Banda Larga cresce 5% durante primeiro trimestre de 2007 no Brasil, e já são 6 milhões de usuários

Do Jornal da Mídia 

São Paulo – A quinta edição do Barômetro Cisco de Banda Larga, lançada hoje, mostra crescimento de 5,26% na base de usuários de banda larga no Brasil. Assim, 301 mil novos consumidores beneficiam-se dos serviços de Internet em alta velocidade no País. O trimestre rompeu a marca de seis milhões de acessos, totalizando 6.007 mil usuários. Nos últimos doze meses (março de 2006 a março de 2007) o Brasil registrou 1.643 mil novas conexões.

O Barômetro Cisco de Banda Larga é uma iniciativa que visa a mensurar os progressos dos serviços de banda larga na América Latina, assim como sugerir ações para estimular o crescimento do número de acessos a esse serviço na região, sugerindo metas de número de conexões a fim de equalizar os países analisados com parâmetros internacionais de penetração de banda larga.

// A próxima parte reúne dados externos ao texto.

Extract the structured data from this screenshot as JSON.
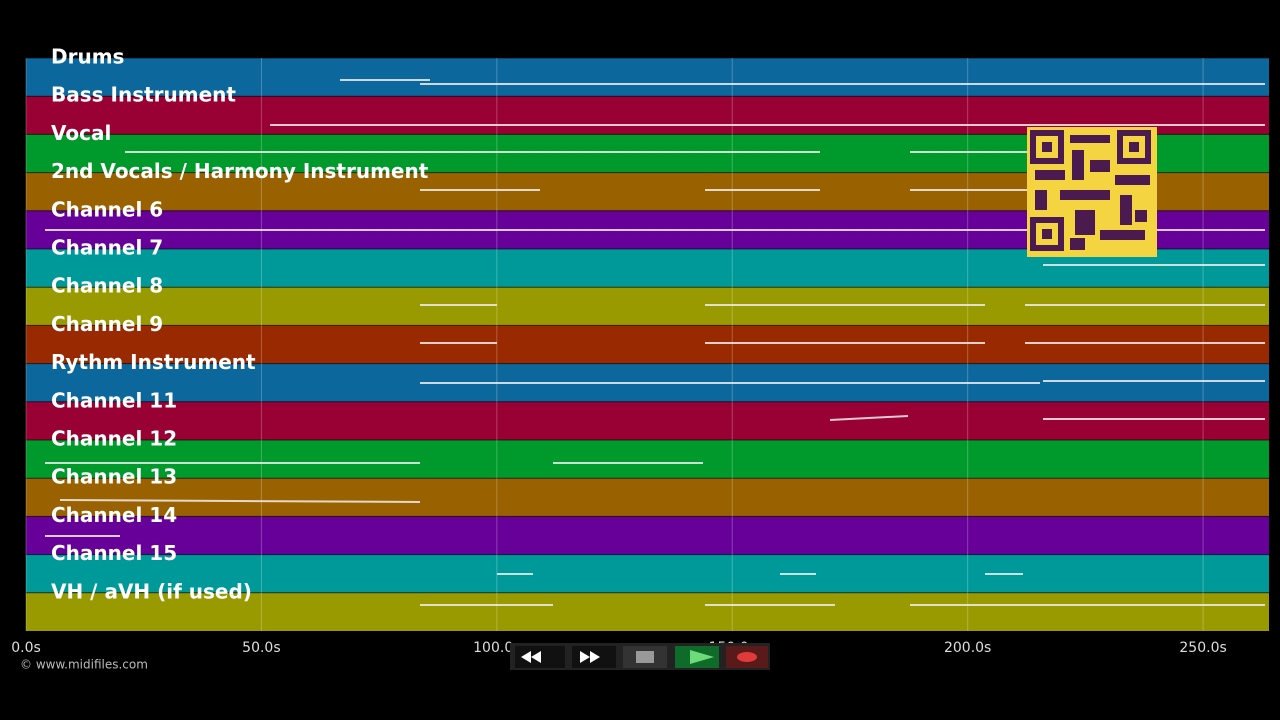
{
  "tracks": [
    {
      "name": "Drums",
      "color": "#0b679c"
    },
    {
      "name": "Bass Instrument",
      "color": "#990033"
    },
    {
      "name": "Vocal",
      "color": "#00992b"
    },
    {
      "name": "2nd Vocals / Harmony Instrument",
      "color": "#996100"
    },
    {
      "name": "Channel 6",
      "color": "#660099"
    },
    {
      "name": "Channel 7",
      "color": "#009999"
    },
    {
      "name": "Channel 8",
      "color": "#999900"
    },
    {
      "name": "Channel 9",
      "color": "#992900"
    },
    {
      "name": "Rythm Instrument",
      "color": "#0b679c"
    },
    {
      "name": "Channel 11",
      "color": "#990033"
    },
    {
      "name": "Channel 12",
      "color": "#00992b"
    },
    {
      "name": "Channel 13",
      "color": "#996100"
    },
    {
      "name": "Channel 14",
      "color": "#660099"
    },
    {
      "name": "Channel 15",
      "color": "#009999"
    },
    {
      "name": "VH / aVH (if used)",
      "color": "#999900"
    }
  ],
  "timeline": {
    "xlim": [
      0,
      264
    ],
    "ticks": [
      {
        "value": 0,
        "label": "0.0s"
      },
      {
        "value": 50,
        "label": "50.0s"
      },
      {
        "value": 100,
        "label": "100.0s"
      },
      {
        "value": 150,
        "label": "150.0s"
      },
      {
        "value": 200,
        "label": "200.0s"
      },
      {
        "value": 250,
        "label": "250.0s"
      }
    ]
  },
  "footer": {
    "copyright": "© www.midifiles.com"
  }
}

O resultado desse estudo é público e está alinhado com o desenvolvimento de estratégias focadas nos provedores de serviço de telecomunicações e no governo.

Patrocinado pela Cisco e realizado pela IDC Brasil (www.idc.com), o estudo é publicado a cada três meses, com o objetivo de mensurar a evolução do mercado brasileiro de banda larga. Como parte desta visão de promover a aceleração do crescimento desse serviço no Brasil, a Cisco propôs alcançar a meta de 10 milhões de conexões de alta velocidade até o ano de 2010 e, assim, impulsionar o desenvolvimento econômico, aumentando a competitividade e a produtividade do País.

“Da mesma forma que reconhecemos saneamento básico, eletricidade, vias de transporte entre alguns dos importantes eixos de infra-estrutura de um país, no cenário atual de globalização e do trabalho ligado ao conhecimento, a banda-larga passa a se tornar um eixo adicional de infra-estrutura absolutamente fundamental para a competitividade do país”, diz Pedro Ripper, presidente da Cisco do Brasil.

Apesar de positivo, o crescimento de 5,26% foi o menor registrado nos últimos quatro trimestres. A taxa de crescimento mantém-se ainda positiva devido à concorrência entre operadoras de telefonia e de TV a cabo. Esta dinâmica é observada no mercado desde o terceiro trimestre de 2006, fundamentada nos pacotes de serviços tipo Triple Play e novas ofertas de 2, 4 Mbps e 8 Mbps de velocidade.

“O número de 300 mil novos acessos é significativo. Esta desaceleração, entretanto, mostra que a partir de agora, considerando a forte correlação entre preço e demanda por serviços banda larga, serão necessários além de um ambiente competitivo, novos mecanismos para redução dos preços, incluindo benefícios fiscais, a exemplo do que o governo federal fez em relação à compra de computadores. É preciso também uma regulamentação focada para incentivar a universalização do serviço de banda larga e a utilização de novas tecnologias de acesso, tais como redes Wireless Mesh”, comenta Ripper. “Se isso acontecer, poderemos manter o mesmo ritmo acelerado de crescimento para os próximos anos atingindo, e até mesmo superando, a meta original de 10 milhões de conexões até 2010”, conclui.